Updated: February 10, 2017. We recently compiled an epic list of over 70 hearing loss and tinnitus apps. Check it out here.
A startup company, Mimi, hopes to help with the issue of untreated hearing loss by developing an iOS app.
The iPhone App is currently equipped with three main features:
- It allows people to test their hearing level. By presenting pulsating tones of different frequencies through earbuds, the listener can determine whether they hear the sound or not. Once this is done at several frequencies, the listener will have a representation of their hearing level.
- It gives people with normal hearing the chance to experience what it may be like to have a hearing loss. The app can simulate different types and degrees of hearing loss so that it may be easier to understand what your friend or loved one actually hears if they have a hearing loss.
- It can simulate what it would be like to have enhanced hearing. Based on the responses to the hearing test portion, you can experience what it would be like to wear hearing aids.

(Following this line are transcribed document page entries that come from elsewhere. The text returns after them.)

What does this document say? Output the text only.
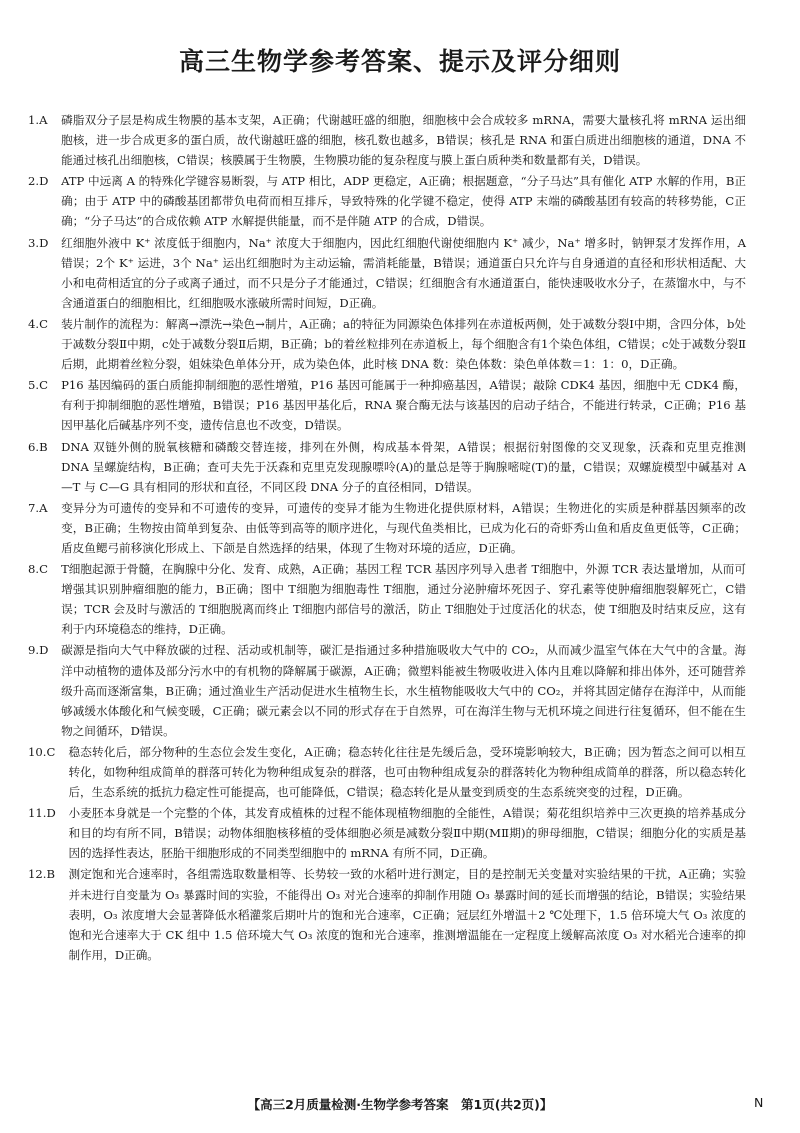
高三生物学参考答案、提示及评分细则
1. A	磷脂双分子层是构成生物膜的基本支架，A正确；代谢越旺盛的细胞，细胞核中会合成较多 mRNA，需要大量核孔将 mRNA 运出细胞核，进一步合成更多的蛋白质，故代谢越旺盛的细胞，核孔数也越多，B错误；核孔是 RNA 和蛋白质进出细胞核的通道，DNA 不能通过核孔出细胞核，C错误；核膜属于生物膜，生物膜功能的复杂程度与膜上蛋白质种类和数量都有关，D错误。
2. D	ATP 中远离 A 的特殊化学键容易断裂，与 ATP 相比，ADP 更稳定，A正确；根据题意，“分子马达”具有催化 ATP 水解的作用，B正确；由于 ATP 中的磷酸基团都带负电荷而相互排斥，导致特殊的化学键不稳定，使得 ATP 末端的磷酸基团有较高的转移势能，C正确；“分子马达”的合成依赖 ATP 水解提供能量，而不是伴随 ATP 的合成，D错误。
3. D	红细胞外液中 K⁺ 浓度低于细胞内，Na⁺ 浓度大于细胞内，因此红细胞代谢使细胞内 K⁺ 减少，Na⁺ 增多时，钠钾泵才发挥作用，A错误；2个 K⁺ 运进，3个 Na⁺ 运出红细胞时为主动运输，需消耗能量，B错误；通道蛋白只允许与自身通道的直径和形状相适配、大小和电荷相适宜的分子或离子通过，而不只是分子才能通过，C错误；红细胞含有水通道蛋白，能快速吸收水分子，在蒸馏水中，与不含通道蛋白的细胞相比，红细胞吸水涨破所需时间短，D正确。
4. C	装片制作的流程为：解离→漂洗→染色→制片，A正确；a的特征为同源染色体排列在赤道板两侧，处于减数分裂Ⅰ中期，含四分体，b处于减数分裂Ⅱ中期，c处于减数分裂Ⅱ后期，B正确；b的着丝粒排列在赤道板上，每个细胞含有1个染色体组，C错误；c处于减数分裂Ⅱ后期，此期着丝粒分裂，姐妹染色单体分开，成为染色体，此时核 DNA 数：染色体数：染色单体数＝1：1：0，D正确。
5. C	P16 基因编码的蛋白质能抑制细胞的恶性增殖，P16 基因可能属于一种抑癌基因，A错误；敲除 CDK4 基因，细胞中无 CDK4 酶，有利于抑制细胞的恶性增殖，B错误；P16 基因甲基化后，RNA 聚合酶无法与该基因的启动子结合，不能进行转录，C正确；P16 基因甲基化后碱基序列不变，遗传信息也不改变，D错误。
6. B	DNA 双链外侧的脱氧核糖和磷酸交替连接，排列在外侧，构成基本骨架，A错误；根据衍射图像的交叉现象，沃森和克里克推测 DNA 呈螺旋结构，B正确；查可夫先于沃森和克里克发现腺嘌呤(A)的量总是等于胸腺嘧啶(T)的量，C错误；双螺旋模型中碱基对 A—T 与 C—G 具有相同的形状和直径，不同区段 DNA 分子的直径相同，D错误。
7. A	变异分为可遗传的变异和不可遗传的变异，可遗传的变异才能为生物进化提供原材料，A错误；生物进化的实质是种群基因频率的改变，B正确；生物按由简单到复杂、由低等到高等的顺序进化，与现代鱼类相比，已成为化石的奇虾秀山鱼和盾皮鱼更低等，C正确；盾皮鱼鳃弓前移演化形成上、下颌是自然选择的结果，体现了生物对环境的适应，D正确。
8. C	T细胞起源于骨髓，在胸腺中分化、发育、成熟，A正确；基因工程 TCR 基因序列导入患者 T细胞中，外源 TCR 表达量增加，从而可增强其识别肿瘤细胞的能力，B正确；图中 T细胞为细胞毒性 T细胞，通过分泌肿瘤坏死因子、穿孔素等使肿瘤细胞裂解死亡，C错误；TCR 会及时与激活的 T细胞脱离而终止 T细胞内部信号的激活，防止 T细胞处于过度活化的状态，使 T细胞及时结束反应，这有利于内环境稳态的维持，D正确。
9. D	碳源是指向大气中释放碳的过程、活动或机制等，碳汇是指通过多种措施吸收大气中的 CO₂，从而减少温室气体在大气中的含量。海洋中动植物的遗体及部分污水中的有机物的降解属于碳源，A正确；微塑料能被生物吸收进入体内且难以降解和排出体外，还可随营养级升高而逐渐富集，B正确；通过渔业生产活动促进水生植物生长，水生植物能吸收大气中的 CO₂，并将其固定储存在海洋中，从而能够减缓水体酸化和气候变暖，C正确；碳元素会以不同的形式存在于自然界，可在海洋生物与无机环境之间进行往复循环，但不能在生物之间循环，D错误。
10. C	稳态转化后，部分物种的生态位会发生变化，A正确；稳态转化往往是先缓后急，受环境影响较大，B正确；因为暂态之间可以相互转化，如物种组成简单的群落可转化为物种组成复杂的群落，也可由物种组成复杂的群落转化为物种组成简单的群落，所以稳态转化后，生态系统的抵抗力稳定性可能提高，也可能降低，C错误；稳态转化是从量变到质变的生态系统突变的过程，D正确。
11. D	小麦胚本身就是一个完整的个体，其发育成植株的过程不能体现植物细胞的全能性，A错误；菊花组织培养中三次更换的培养基成分和目的均有所不同，B错误；动物体细胞核移植的受体细胞必须是减数分裂Ⅱ中期(MⅡ期)的卵母细胞，C错误；细胞分化的实质是基因的选择性表达，胚胎干细胞形成的不同类型细胞中的 mRNA 有所不同，D正确。
12. B	测定饱和光合速率时，各组需选取数量相等、长势较一致的水稻叶进行测定，目的是控制无关变量对实验结果的干扰，A正确；实验并未进行自变量为 O₃ 暴露时间的实验，不能得出 O₃ 对光合速率的抑制作用随 O₃ 暴露时间的延长而增强的结论，B错误；实验结果表明，O₃ 浓度增大会显著降低水稻灌浆后期叶片的饱和光合速率，C正确；冠层红外增温＋2 ℃处理下，1.5 倍环境大气 O₃ 浓度的饱和光合速率大于 CK 组中 1.5 倍环境大气 O₃ 浓度的饱和光合速率，推测增温能在一定程度上缓解高浓度 O₃ 对水稻光合速率的抑制作用，D正确。
【高三2月质量检测·生物学参考答案　第1页(共2页)】	N
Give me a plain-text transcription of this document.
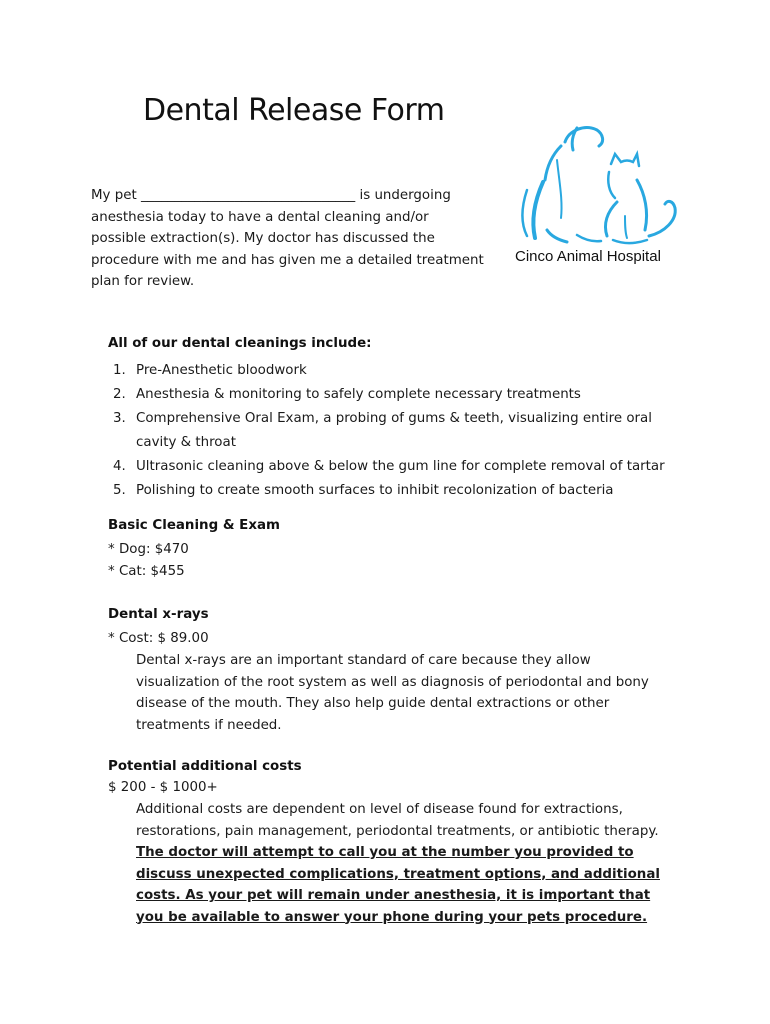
Dental Release Form

My pet ________________________________ is undergoing anesthesia today to have a dental cleaning and/or possible extraction(s). My doctor has discussed the procedure with me and has given me a detailed treatment plan for review.

Cinco Animal Hospital
All of our dental cleanings include:
1. Pre-Anesthetic bloodwork
2. Anesthesia & monitoring to safely complete necessary treatments
3. Comprehensive Oral Exam, a probing of gums & teeth, visualizing entire oral cavity & throat
4. Ultrasonic cleaning above & below the gum line for complete removal of tartar
5. Polishing to create smooth surfaces to inhibit recolonization of bacteria
Basic Cleaning & Exam

* Dog: $470

* Cat: $455

Dental x-rays

* Cost: $ 89.00

Dental x-rays are an important standard of care because they allow visualization of the root system as well as diagnosis of periodontal and bony disease of the mouth. They also help guide dental extractions or other treatments if needed.

Potential additional costs

$ 200 - $ 1000+

Additional costs are dependent on level of disease found for extractions, restorations, pain management, periodontal treatments, or antibiotic therapy.

The doctor will attempt to call you at the number you provided to discuss unexpected complications, treatment options, and additional costs. As your pet will remain under anesthesia, it is important that you be available to answer your phone during your pets procedure.
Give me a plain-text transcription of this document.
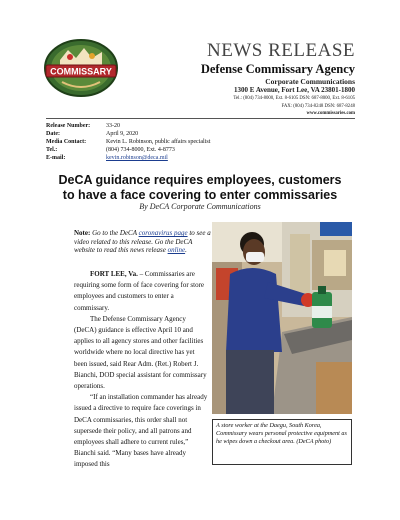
COMMISSARY
NEWS RELEASE
Defense Commissary Agency
Corporate Communications
1300 E Avenue, Fort Lee, VA 23801-1800
Tel.: (804) 734-8000, Ext. 8-6105 DSN: 687-8000, Ext. 8-6105
FAX: (804) 734-8248 DSN: 687-8248
www.commissaries.com
Release Number:	33-20
Date:	April 9, 2020
Media Contact:	Kevin L. Robinson, public affairs specialist
Tel.:	(804) 734-8000, Ext. 4-8773
E-mail:	kevin.robinson@deca.mil
DeCA guidance requires employees, customers
to have a face covering to enter commissaries
By DeCA Corporate Communications
Note: Go to the DeCA coronavirus page to see a video related to this release. Go the DeCA website to read this news release online.

FORT LEE, Va. – Commissaries are requiring some form of face covering for store employees and customers to enter a commissary.

The Defense Commissary Agency (DeCA) guidance is effective April 10 and applies to all agency stores and other facilities worldwide where no local directive has yet been issued, said Rear Adm. (Ret.) Robert J. Bianchi, DOD special assistant for commissary operations.

“If an installation commander has already issued a directive to require face coverings in DeCA commissaries, this order shall not supersede their policy, and all patrons and employees shall adhere to current rules,” Bianchi said. “Many bases have already imposed this

A store worker at the Daegu, South Korea, Commissary wears personal protective equipment as he wipes down a checkout area. (DeCA photo)
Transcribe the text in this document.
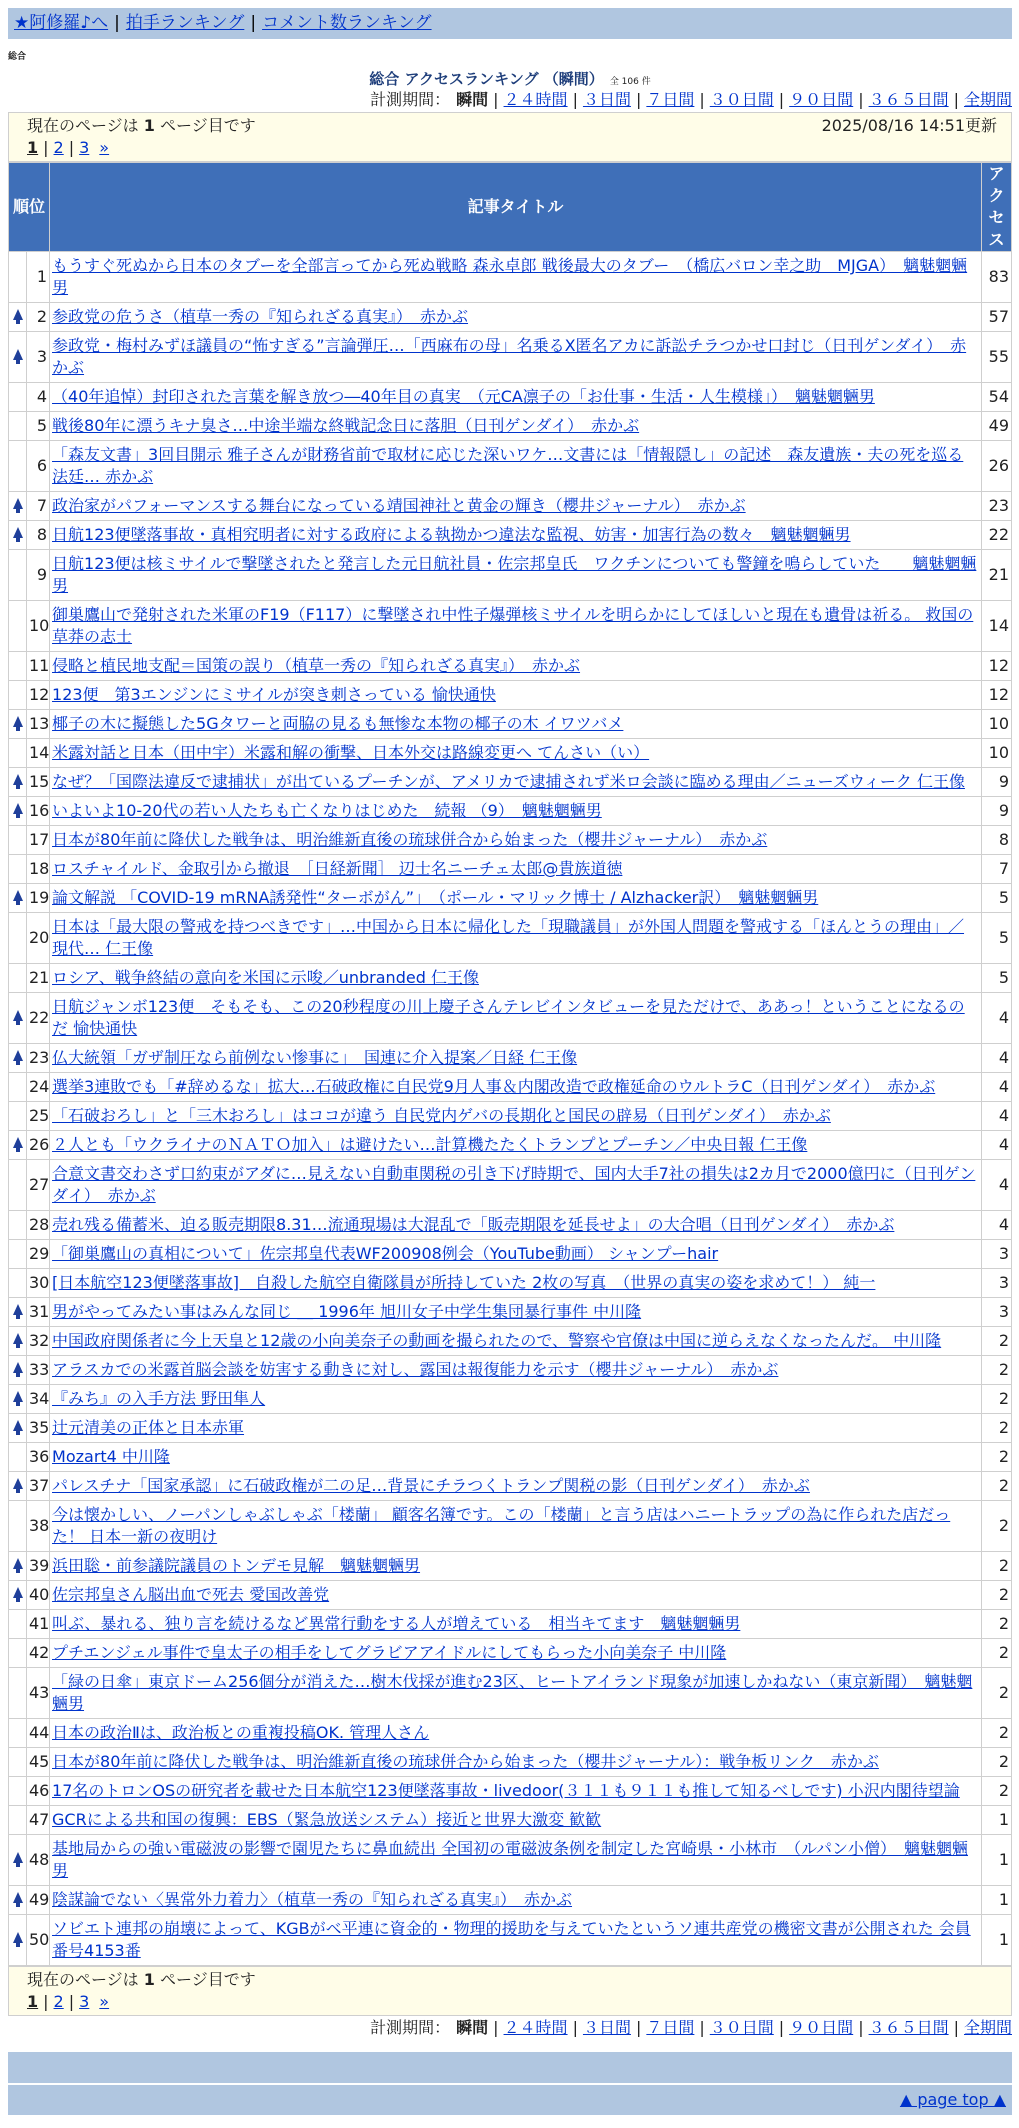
★阿修羅♪へ | 拍手ランキング | コメント数ランキング
総合
総合 アクセスランキング （瞬間） 全 106 件
計測期間： 瞬間 | ２４時間 | ３日間 | ７日間 | ３０日間 | ９０日間 | ３６５日間 | 全期間
現在のページは 1 ページ目です	2025/08/16 14:51更新
1 | 2 | 3 »
順位		記事タイトル	アクセス
	1	もうすぐ死ぬから日本のタブーを全部言ってから死ぬ戦略 森永卓郎 戦後最大のタブー　（橋広バロン幸之助　MJGA）　魑魅魍魎男	83
	2	参政党の危うさ（植草一秀の『知られざる真実』）　赤かぶ	57
	3	参政党・梅村みずほ議員の“怖すぎる”言論弾圧…「西麻布の母」名乗るX匿名アカに訴訟チラつかせ口封じ（日刊ゲンダイ）　赤かぶ	55
	4	（40年追悼）封印された言葉を解き放つ―40年目の真実　（元CA凛子の「お仕事・生活・人生模様」）　魑魅魍魎男	54
	5	戦後80年に漂うキナ臭さ…中途半端な終戦記念日に落胆（日刊ゲンダイ）　赤かぶ	49
	6	「森友文書」3回目開示 雅子さんが財務省前で取材に応じた深いワケ…文書には「情報隠し」の記述　森友遺族・夫の死を巡る法廷… 赤かぶ	26
	7	政治家がパフォーマンスする舞台になっている靖国神社と黄金の輝き（櫻井ジャーナル）　赤かぶ	23
	8	日航123便墜落事故・真相究明者に対する政府による執拗かつ違法な監視、妨害・加害行為の数々　魑魅魍魎男	22
	9	日航123便は核ミサイルで撃墜されたと発言した元日航社員・佐宗邦皇氏　ワクチンについても警鐘を鳴らしていた　　魑魅魍魎男	21
	10	御巣鷹山で発射された米軍のF19（F117）に撃墜され中性子爆弾核ミサイルを明らかにしてほしいと現在も遺骨は祈る。 救国の草莽の志士	14
	11	侵略と植民地支配＝国策の誤り（植草一秀の『知られざる真実』）　赤かぶ	12
	12	123便　第3エンジンにミサイルが突き刺さっている 愉快通快	12
	13	椰子の木に擬態した5Gタワーと両脇の見るも無惨な本物の椰子の木 イワツバメ	10
	14	米露対話と日本（田中宇）米露和解の衝撃、日本外交は路線変更へ てんさい（い）	10
	15	なぜ？「国際法違反で逮捕状」が出ているプーチンが、アメリカで逮捕されず米ロ会談に臨める理由／ニューズウィーク 仁王像	9
	16	いよいよ10-20代の若い人たちも亡くなりはじめた　続報 （9）　魑魅魍魎男	9
	17	日本が80年前に降伏した戦争は、明治維新直後の琉球併合から始まった（櫻井ジャーナル）　赤かぶ	8
	18	ロスチャイルド、金取引から撤退　［日経新聞］ 辺士名ニーチェ太郎@貴族道徳	7
	19	論文解説 「COVID-19 mRNA誘発性“ターボがん”」　（ポール・マリック博士 / Alzhacker訳）　魑魅魍魎男	5
	20	日本は「最大限の警戒を持つべきです」…中国から日本に帰化した「現職議員」が外国人問題を警戒する「ほんとうの理由」／現代… 仁王像	5
	21	ロシア、戦争終結の意向を米国に示唆／unbranded 仁王像	5
	22	日航ジャンボ123便　そもそも、この20秒程度の川上慶子さんテレビインタビューを見ただけで、ああっ！ということになるのだ 愉快通快	4
	23	仏大統領「ガザ制圧なら前例ない惨事に」　国連に介入提案／日経 仁王像	4
	24	選挙3連敗でも「#辞めるな」拡大…石破政権に自民党9月人事＆内閣改造で政権延命のウルトラC（日刊ゲンダイ）　赤かぶ	4
	25	「石破おろし」と「三木おろし」はココが違う 自民党内ゲバの長期化と国民の辟易（日刊ゲンダイ）　赤かぶ	4
	26	２人とも「ウクライナのＮＡＴＯ加入」は避けたい…計算機たたくトランプとプーチン／中央日報 仁王像	4
	27	合意文書交わさず口約束がアダに…見えない自動車関税の引き下げ時期で、国内大手7社の損失は2カ月で2000億円に（日刊ゲンダイ）　赤かぶ	4
	28	売れ残る備蓄米、迫る販売期限8.31…流通現場は大混乱で「販売期限を延長せよ」の大合唱（日刊ゲンダイ）　赤かぶ	4
	29	「御巣鷹山の真相について」佐宗邦皇代表WF200908例会（YouTube動画） シャンプーhair	3
	30	[日本航空123便墜落事故]　自殺した航空自衛隊員が所持していた 2枚の写真　（世界の真実の姿を求めて！） 純一	3
	31	男がやってみたい事はみんな同じ ＿ 1996年 旭川女子中学生集団暴行事件 中川隆	3
	32	中国政府関係者に今上天皇と12歳の小向美奈子の動画を撮られたので、警察や官僚は中国に逆らえなくなったんだ。 中川隆	2
	33	アラスカでの米露首脳会談を妨害する動きに対し、露国は報復能力を示す（櫻井ジャーナル）　赤かぶ	2
	34	『みち』の入手方法 野田隼人	2
	35	辻元清美の正体と日本赤軍	2
	36	Mozart4 中川隆	2
	37	パレスチナ「国家承認」に石破政権が二の足…背景にチラつくトランプ関税の影（日刊ゲンダイ）　赤かぶ	2
	38	今は懐かしい、ノーパンしゃぶしゃぶ「楼蘭」 顧客名簿です。この「楼蘭」と言う店はハニートラップの為に作られた店だった！ 日本一新の夜明け	2
	39	浜田聡・前参議院議員のトンデモ見解　魑魅魍魎男	2
	40	佐宗邦皇さん脳出血で死去 愛国改善党	2
	41	叫ぶ、暴れる、独り言を続けるなど異常行動をする人が増えている　相当キてます　魑魅魍魎男	2
	42	プチエンジェル事件で皇太子の相手をしてグラビアアイドルにしてもらった小向美奈子 中川隆	2
	43	「緑の日傘」東京ドーム256個分が消えた…樹木伐採が進む23区、ヒートアイランド現象が加速しかねない（東京新聞）　魑魅魍魎男	2
	44	日本の政治Ⅱは、政治板との重複投稿OK. 管理人さん	2
	45	日本が80年前に降伏した戦争は、明治維新直後の琉球併合から始まった（櫻井ジャーナル）：戦争板リンク　赤かぶ	2
	46	17名のトロンOSの研究者を載せた日本航空123便墜落事故・livedoor(３１１も９１１も推して知るべしです) 小沢内閣待望論	2
	47	GCRによる共和国の復興：EBS（緊急放送システム）接近と世界大激変 歓歓	1
	48	基地局からの強い電磁波の影響で園児たちに鼻血続出 全国初の電磁波条例を制定した宮崎県・小林市　（ルパン小僧）　魑魅魍魎男	1
	49	陰謀論でない〈異常外力着力〉（植草一秀の『知られざる真実』）　赤かぶ	1
	50	ソビエト連邦の崩壊によって、KGBがベ平連に資金的・物理的援助を与えていたというソ連共産党の機密文書が公開された 会員番号4153番	1
現在のページは 1 ページ目です
1 | 2 | 3 »
計測期間： 瞬間 | ２４時間 | ３日間 | ７日間 | ３０日間 | ９０日間 | ３６５日間 | 全期間
▲ page top ▲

The company thinks this is a much simpler process of discovering whether hearing loss exists and whether hearing aids would help.
In the future they hope to develop live hearing enhancement. This would allow for continuous enhancement in hearing by picking up voices through the microphone on your headset. Of course this would be considered a medical aid and will have to be subjected to many more government regulations before being released.
A partnership with a hardware component would also be their future goal, so that users would not have to wear their earbuds to experience the live hearing enhancement feature. Their aim would be to have a hardware piece in the ear that can be a fashion statement.
For now, the app is free. Once live hearing enhancement is available, there will most likely be a monthly subscription fee.
As an Audiologist, it is exciting to see tech companies becoming interested and involved in solving the problem of hearing loss. My only concern is if the app would be used to replace the necessary diagnostic testing that is crucial for hearing loss.
If the app is simply used as a screening tool to get people more aware of their hearing loss, then I am all for it! However, it should not replace the diagnostic testing that should be performed prior to treating hearing loss.